My point is this: there’s nothing “voluntary” about a transaction where the “haves” screw the “have nots”. They may say yes on their own volition, and it may not even involve money, but the fact remains, when you hold all the cards, the game is rigged, and it isn’t fair. Doesn’t matter if it’s sex or any other human intercourse.
Last, what the hell is wrong with you that you can’t find a woman at home anyway? You might just as well put a sign on your forehead: “dickless, impotent old bastard who can’t handle a real woman” as to try to score with a twenty-something based on nothing more than income disparity and the yearning for people everywhere to be free from want.
Remember these words: real men don’t buy whores.
And real women should bend over backwards to make sure their men don’t want to do this kind of stuff.
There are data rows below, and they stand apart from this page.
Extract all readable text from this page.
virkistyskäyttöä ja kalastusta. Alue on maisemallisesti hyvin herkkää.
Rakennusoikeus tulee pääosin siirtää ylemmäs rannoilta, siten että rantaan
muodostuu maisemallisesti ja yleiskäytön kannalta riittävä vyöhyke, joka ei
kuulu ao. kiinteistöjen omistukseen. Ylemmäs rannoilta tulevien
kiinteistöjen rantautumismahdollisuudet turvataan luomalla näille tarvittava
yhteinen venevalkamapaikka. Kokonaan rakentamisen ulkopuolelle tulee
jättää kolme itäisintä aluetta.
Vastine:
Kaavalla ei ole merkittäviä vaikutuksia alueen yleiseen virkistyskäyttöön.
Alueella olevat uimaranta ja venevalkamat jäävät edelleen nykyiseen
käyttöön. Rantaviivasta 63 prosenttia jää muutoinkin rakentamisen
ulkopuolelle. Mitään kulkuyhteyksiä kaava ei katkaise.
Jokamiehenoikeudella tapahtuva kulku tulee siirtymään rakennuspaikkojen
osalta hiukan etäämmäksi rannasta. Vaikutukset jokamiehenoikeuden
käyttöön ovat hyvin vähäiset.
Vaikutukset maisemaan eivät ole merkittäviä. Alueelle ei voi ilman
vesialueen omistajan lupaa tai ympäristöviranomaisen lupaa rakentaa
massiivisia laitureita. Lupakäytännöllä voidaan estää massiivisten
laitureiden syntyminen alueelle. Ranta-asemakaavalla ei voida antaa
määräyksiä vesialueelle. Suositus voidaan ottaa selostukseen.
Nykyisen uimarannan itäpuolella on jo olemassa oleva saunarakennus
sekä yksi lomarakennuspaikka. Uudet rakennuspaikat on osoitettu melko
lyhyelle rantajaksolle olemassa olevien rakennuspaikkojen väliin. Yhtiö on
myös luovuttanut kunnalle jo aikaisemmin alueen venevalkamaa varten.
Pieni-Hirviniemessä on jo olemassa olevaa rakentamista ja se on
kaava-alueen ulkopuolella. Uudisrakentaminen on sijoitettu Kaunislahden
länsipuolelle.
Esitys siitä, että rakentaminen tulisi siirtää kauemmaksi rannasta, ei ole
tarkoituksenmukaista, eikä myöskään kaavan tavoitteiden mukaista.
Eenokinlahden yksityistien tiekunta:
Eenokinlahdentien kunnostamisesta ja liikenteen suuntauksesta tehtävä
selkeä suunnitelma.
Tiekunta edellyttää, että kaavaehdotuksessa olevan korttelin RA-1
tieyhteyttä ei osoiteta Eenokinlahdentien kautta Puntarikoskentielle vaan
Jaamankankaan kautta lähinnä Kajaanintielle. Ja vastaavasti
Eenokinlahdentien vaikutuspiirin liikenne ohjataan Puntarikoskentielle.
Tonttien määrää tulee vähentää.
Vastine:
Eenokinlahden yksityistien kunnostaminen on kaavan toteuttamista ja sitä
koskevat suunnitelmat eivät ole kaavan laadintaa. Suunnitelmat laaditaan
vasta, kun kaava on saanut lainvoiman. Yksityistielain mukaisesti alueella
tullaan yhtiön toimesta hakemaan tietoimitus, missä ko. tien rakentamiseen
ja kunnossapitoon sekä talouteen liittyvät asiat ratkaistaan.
Trust me, if you gave them what they wanted at home, they wouldn’t be looking abroad (no pun intended).
Women also participate in sex travel, and that’s even more repulsive because in general I have more respect for women and think they’re capable of more self- control. So now I’ve covered both sides of the coin.
OK, now I feel better! I’m just getting tired of seeing this dynamic at work in the third world, and it you see it everywhere here. ‘Nuff said.